FANTASY; 1hr 38min (Cantonese and Mandarin with subtitles)

STARRING: Jet Li, Eva Shengyi Huang, Raymond Lam


Pointer sisters: from left, Choi and Huang

The fairy-tale domain of director Tony Ching Siu-tung’s The Sorcerer and the White Snake is a paradox of darkness and light, as vividly exquisite as the most finely drawn works of art.
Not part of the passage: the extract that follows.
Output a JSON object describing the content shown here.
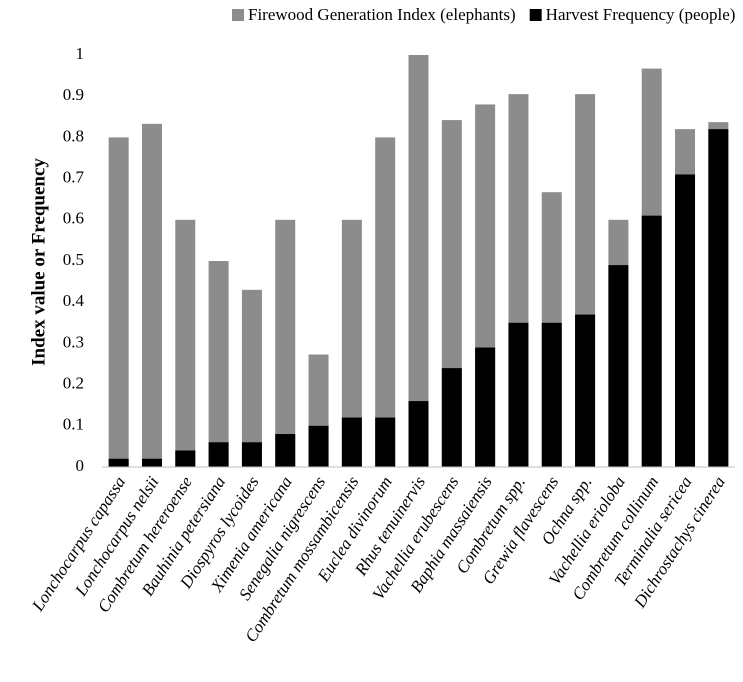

White Snake (Huang) is a thousand-year-old demon whose heavenly human form betrays no trace of her scaly origins and who, while slithering aimlessly in the idyllic Chinese countryside with her slippery sister, Green Snake (Charlene Choi), is bowled over by the sight of kindly — yet hunky! — herbalist Xu Xian (Lam).

 

In this land of Make-Believe, nattering animals and bat-like fiends co-exist with humans, monks have shamanistic, martial-arts-driven powers, and a spell-casting, humanised reptile becomes a devoted, domestic wife to a clueless brewer of medicinal herbs. Everything is peachy in the Xu household until sorcerer and monster-slaying monk Fai Hai (Li) sticks his censorious nose in and decrees the union taboo, with cataclysmic results.

 

Cursed love at first sight is a vintage romantic daydream. In this star-crossed beauty, passion is precious and brutal, tragedy is destiny and the art direction and effects are wizardry in action.